Now, although it might not be the exact mindset of the group, the impression you get from “having the interest of the north at heart” is that the candidate must be from the north. The truth being that, the antecedents of these groups have shown a mind fixed on the assumption that no one can have the interest of the north at heart as much as someone from the region. It is a mentality that gives these people away as not having learnt anything from our immediately recallable history. We should interrogate this disposition.

By the end of Buhari’s current rule in 2023, it would be 63 years after Nigeria’s independence, a period within which the country has had 15 leaders, four southerners and 11 northerners. In 63 years, someone of northern extraction has ruled Nigeria for a cumulative of 44 years, but that has not helped the common man in any way.

As it stands today, northern Nigeria is the capital of poverty in the country. Just as it bears the highest rate of children not receiving education and girl-children forced into marriage. It is the bed of child malnutrition cum drug abuse and as a corollary, the hotbed of the most atrocious forms of anger against negligent society as evidenced by varieties of insurgencies and banditry.

When you consider the psychology behind threats to support only candidates with the interest of a region at heart, you then understand the parochial limitations of these regional leaders and their inability to comprehend the fact that everyone who desires to rule Nigeria must love every part of the country without exception. You will understand that these men desire nothing more than bragging rights. You also see reasons behind the obsessive interest in who seats in Abuja, while little or no attention is paid to the activities of governors on whose shoulders most of the decisions that would liberate the north rest.

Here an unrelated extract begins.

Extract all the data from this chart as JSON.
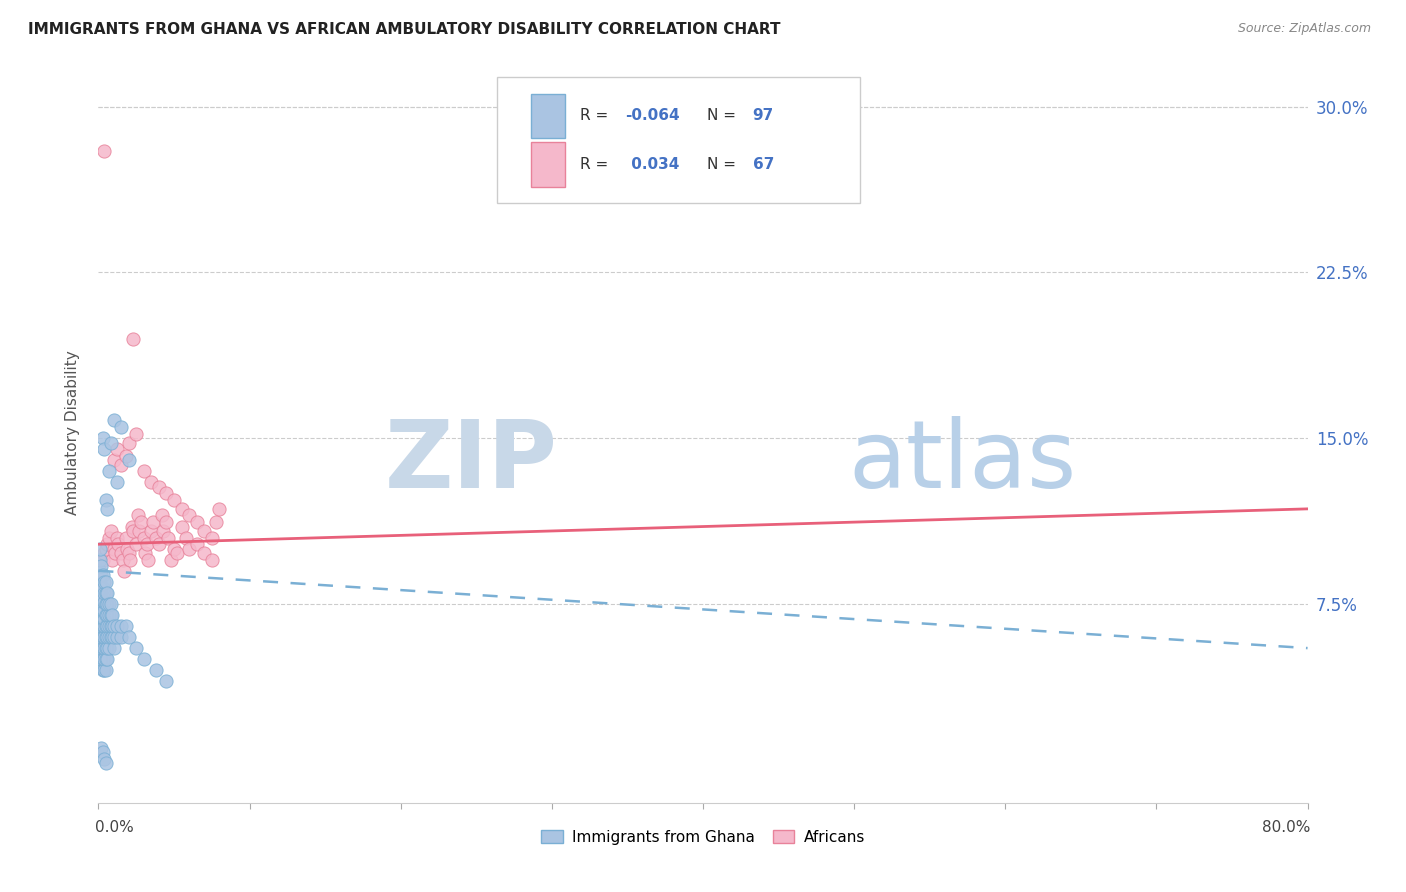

It is good though that some governors in the north see the value of educating every child. Mallam El Rufai’s Kaduna is an example of such an awakening. Earlier this week, Governor Abdullahi Ganduje of Kano State also launched the Best Education Service Delivery for All programme by introducing 7,500 volunteer teachers, making education compulsory for all children and enabling the arrest of violators of the scheme. But more governors need to listen and embrace the values of education. While education is not an immediate solution to every problem, it is a powerful instrument capable of ultimately liberating people from the debilitating hold of poverty, lack, disease. Quality education can perpetually free people from the shackles of tradition and backward cultural practices that should not be spoken of in this age.

Late chief Obafemi Awolowo, thinker, politician and Premier of the old Western Region, repeatedly drew out the point about education to politicians of his generation. In Philosophy for independent Nigeria, a speech he delivered to some Nigerians studying in the United Kingdom in 1961, Awolowo lamented, “Education is still in its inchoate stages. The masses hunger after education. The position in the south is good, but it is very far from being so in the north. A little over 250,000 children are now receiving primary education in the north as against 1.3million in the east and 1.2 million in the west. Secondary education ought to be free, but only the well-to-do can afford to send their children to any post-primary schools. The award of scholarships tenable in institutions of higher learning and for technical and vocational studies, now lags very much behind the present need of the country, with the result that many a lustrous talent is wasting and rotting away either in a soul depressing job or in an asylum.”

That was where the rain started falling on the north. Except that, rather than take on depressing jobs, the angry children of those years have taken up arms against the country. Nigeria as a whole, not just the north, is currently suffering from the neglect of the children in years past. And unless something is done fast, the destruction, spoken of by Emir Sanusi will surely come to pass. The only other thing is that the north will obviously not suffer those consequences alone. It is the same rain that falls on the bad man, that ruins the parade of the good man. That is why, everyone should be worried. It may be seen as their problem now, but it will be only a matter of time before it becomes everyone’s problem.